CVE-2026-75650 : une faille critique notée 10/10 sur Adobe Commerce
La vulnérabilité appartient à la catégorie CWE-1336, qui désigne une neutralisation incorrecte d’éléments spéciaux dans un moteur de templates. En clair : le système de gabarits de Magento interprète mal certaines propriétés de style, et un attaquant peut détourner ce mécanisme pour injecter son propre code.
Trois éléments expliquent la note de gravité de 10/10 attribuée par Adobe. L’attaque se déclenche à distance par le réseau, elle ne réclame aucune authentification, et elle n’exige aucune action de la part d’un utilisateur ou d’un administrateur. Un serveur exposé qui n’a pas reçu le correctif peut donc être compromis sans qu’un seul identifiant ait circulé.

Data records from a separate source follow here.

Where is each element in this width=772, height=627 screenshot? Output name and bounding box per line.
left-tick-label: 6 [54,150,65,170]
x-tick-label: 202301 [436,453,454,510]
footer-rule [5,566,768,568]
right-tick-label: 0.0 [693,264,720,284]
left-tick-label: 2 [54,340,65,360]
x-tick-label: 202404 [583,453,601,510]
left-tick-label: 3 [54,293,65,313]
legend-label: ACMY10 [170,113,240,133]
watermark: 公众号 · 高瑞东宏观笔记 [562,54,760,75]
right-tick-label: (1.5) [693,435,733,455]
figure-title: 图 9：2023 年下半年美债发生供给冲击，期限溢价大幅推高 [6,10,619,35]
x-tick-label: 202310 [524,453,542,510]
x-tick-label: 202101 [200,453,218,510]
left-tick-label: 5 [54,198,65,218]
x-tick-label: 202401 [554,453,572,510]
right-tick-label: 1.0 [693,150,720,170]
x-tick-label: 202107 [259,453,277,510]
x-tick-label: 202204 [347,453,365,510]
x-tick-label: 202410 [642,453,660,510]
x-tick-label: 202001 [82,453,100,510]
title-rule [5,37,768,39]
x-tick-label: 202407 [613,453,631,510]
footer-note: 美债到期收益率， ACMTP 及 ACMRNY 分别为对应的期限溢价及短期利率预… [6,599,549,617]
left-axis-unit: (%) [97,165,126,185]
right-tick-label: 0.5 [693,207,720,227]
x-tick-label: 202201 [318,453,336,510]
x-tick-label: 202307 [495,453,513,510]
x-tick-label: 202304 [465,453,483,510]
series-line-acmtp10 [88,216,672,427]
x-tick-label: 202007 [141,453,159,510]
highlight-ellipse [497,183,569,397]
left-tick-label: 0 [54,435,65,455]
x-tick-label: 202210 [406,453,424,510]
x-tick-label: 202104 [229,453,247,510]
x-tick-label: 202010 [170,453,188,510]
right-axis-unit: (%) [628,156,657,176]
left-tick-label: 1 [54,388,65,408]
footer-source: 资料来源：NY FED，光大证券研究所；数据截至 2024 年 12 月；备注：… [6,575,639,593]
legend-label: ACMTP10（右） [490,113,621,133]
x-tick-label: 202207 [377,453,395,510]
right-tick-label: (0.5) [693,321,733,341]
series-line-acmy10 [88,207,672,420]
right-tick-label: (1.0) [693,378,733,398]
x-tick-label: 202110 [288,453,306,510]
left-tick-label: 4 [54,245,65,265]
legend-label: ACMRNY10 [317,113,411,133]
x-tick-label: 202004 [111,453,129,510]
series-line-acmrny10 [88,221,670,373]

Le bulletin APSB26-146, publié le 7 septembre 2026, porte la priorité maximale. Le correctif lui-même répond à la référence VULN-39341 et se présente sous plusieurs archives selon la branche installée. Dans une mise à jour du 11 septembre, l’éditeur a précisé que le patch couvrait désormais l’ensemble des versions comprises entre 2.4.4 et 2.4.7, ce qui n’était pas le cas à la publication initiale.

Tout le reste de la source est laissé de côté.